The Trump administration is preparing to build “family facilities” as part of its plans for mass deportation, where citizen children will be detained alongside their undocumented parents before being deported. This initiative has been outlined by Tom Homan, Trump’s pick for border czar, who will oversee these operations.
Homan explained the need for these facilities in a recent interview with The Washington Post. “We’re going to need to construct family facilities,” he said. “How many beds we’re going to need will depend on what the data says.”
This move is part of Donald Trump’s promise to arrest, detain, and deport people living in the U.S. without legal documentation. The plan includes involving federal, state, and local law enforcement to carry out these actions in immigrant communities nationwide. Trump and Homan have emphasized that U.S.-born children of undocumented parents will not be exempt from these deportations.
“Here’s the issue,” Homan stated. “You knew you were in the country illegally and chose to have a child. So you put your family in that position.”
During Trump’s first term, Homan served as acting director of Immigration and Customs Enforcement (ICE), where he implemented the controversial “zero tolerance” policy. This policy led to the separation of more than 4,000 children from their families at the U.S.-Mexico border.
Homan has clarified that the decision to keep families together or separate them will ultimately rest with the deported parents. “I’m not looking to separate families at all. That’s not my goal,” he said. “My goal is to enforce the law. But if you put yourself in that position, it may happen.”
The administration’s proposed approach marks a shift from the Biden administration’s policies, which ended family detention in 2021 and closed several ICE-operated family detention centers. Federal law currently mandates that minors held in detention be released within 20 days, a guideline that the Trump team is likely to challenge as it develops plans to detain families in larger, tent-like structures.
Over 16.7 million people in the U.S. live with at least one undocumented family member, including approximately six million children under 18, according to the American Immigration Council. Deporting such a large number of individuals would require significant resources. Experts estimate the cost of a mass deportation program over 11 years to be at least $1 trillion.
Homan indicated that immigration arrests will primarily target individuals with criminal records, a priority for ICE under previous administrations as well. However, advocacy groups argue that most undocumented immigrants in the U.S. do not have criminal records and are otherwise law-abiding individuals who contribute to their communities and pay taxes.
ICE is also considering expanding detention facilities in at least six states, according to documents obtained by the ACLU. Private prison companies and contractors have already submitted proposals to support these expansions. “You cannot have mass deportations without a significant expansion of ICE detention capacity,” said Eunice Cho, a senior staff attorney with the ACLU National Prison Project.
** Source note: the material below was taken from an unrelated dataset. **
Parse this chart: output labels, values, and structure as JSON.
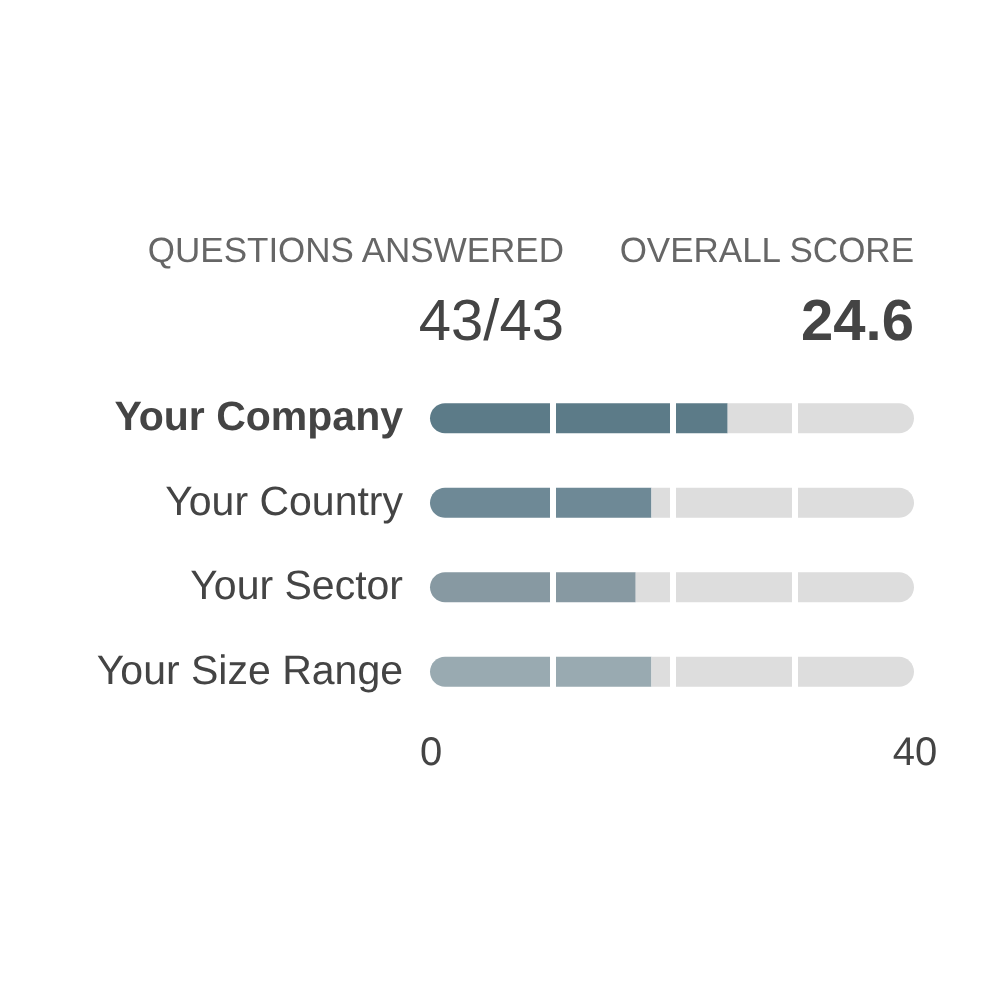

Critics, including Cho, have condemned these plans as inhumane and costly. “Rather than permanently shutting down abusive detention facilities, the Biden administration is paving the way for President-elect Donald Trump to make good on his cruel and inhumane mass deportation proposals,” she stated.
Trump’s vision for immigration enforcement also includes nominating Kristi Noem as Homeland Security director and potentially deploying the National Guard to assist law enforcement. However, Homan clarified that the military’s role would not involve making arrests but supporting targeted operations.
While the Trump administration frames these efforts as a way to uphold the law, advocacy groups and legal experts argue that the proposed measures will cause widespread harm to immigrant families and communities.